FOAM VERSUS FIBRE SCAFFOLDS FOR MECHANICAL STIMULATION OF CELLS IN BONE TISSUE ENGINEERING

Introduction The morphology of a substrate on which cells are seeded is known to affect cells in multiple ways including morphology, proliferation differentiation and matrix production. However, it is difficult to characterise the effects of mechanical loading on cells seeded in scaffolds of different morphology but identical chemistry. The aim of this project is to create polyurethane foam and fibre scaffolds from the same linear polyurethane and to analyse the effect of scaffold morphology on mechanical properties, cell viability, and cell morphology. The current work aims to produce scaffolds of sufficient mechanical strength for mechanical stimulation experiments. Materials and Methods Foams were fabricated from a polypropylene oxide polyol and a toluene diisocyanate (TDI) by the direct foaming technique. Fibres were fabricated by dissolving the foam overnight in a 20wt% solution of dimethylacetamide under stirring conditions.

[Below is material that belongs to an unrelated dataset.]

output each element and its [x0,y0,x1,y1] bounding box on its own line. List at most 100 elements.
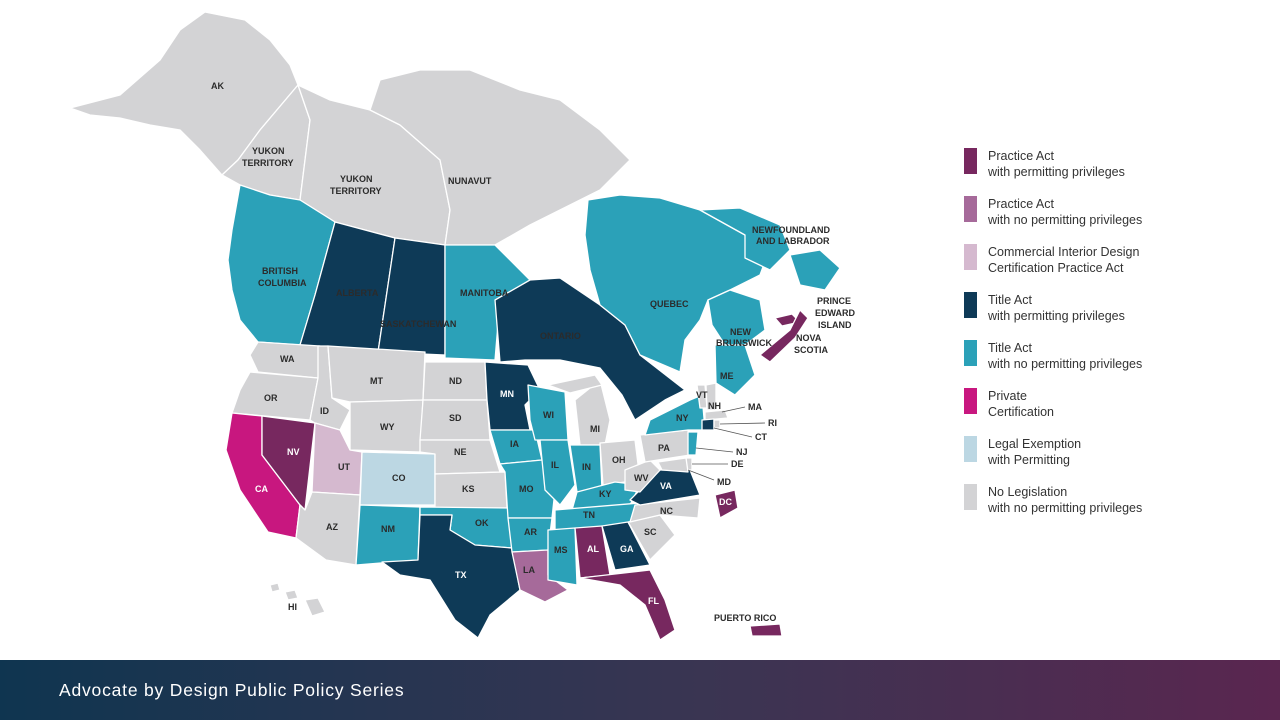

The fibres were spun using an electrospinning rig with a 15kV electric field, 30cm working distance, flow rate of 3.5ml/hr and collected on a rotating drum. MC-3T3-E1 osteoblastic cells were seeded onto 2cm diameter, thin discs of each scaffold type at a density of 100 x 10 cells per sample. The seeded scaffolds were then left for 1hr to allow cell attachment before immersion in 3ml of media and culture for 21 days with a media change every 3 days. The distribution of viable cells was analysed by an assay of metabolic activity (MTS). Results Both foam and fibre morphologies are suitable for support of cell growth over medium term culture periods (21 days). Cell viability analysis showed no significant difference between the two morphologies. Microscopy analysis indicated cell attachment and survival within the pores of the foam scaffold with cells adhering to the struts. Both scaffolds can be cut into disk or dumbbell shapes suitable for mechanical stimulation in compression or tension respectively.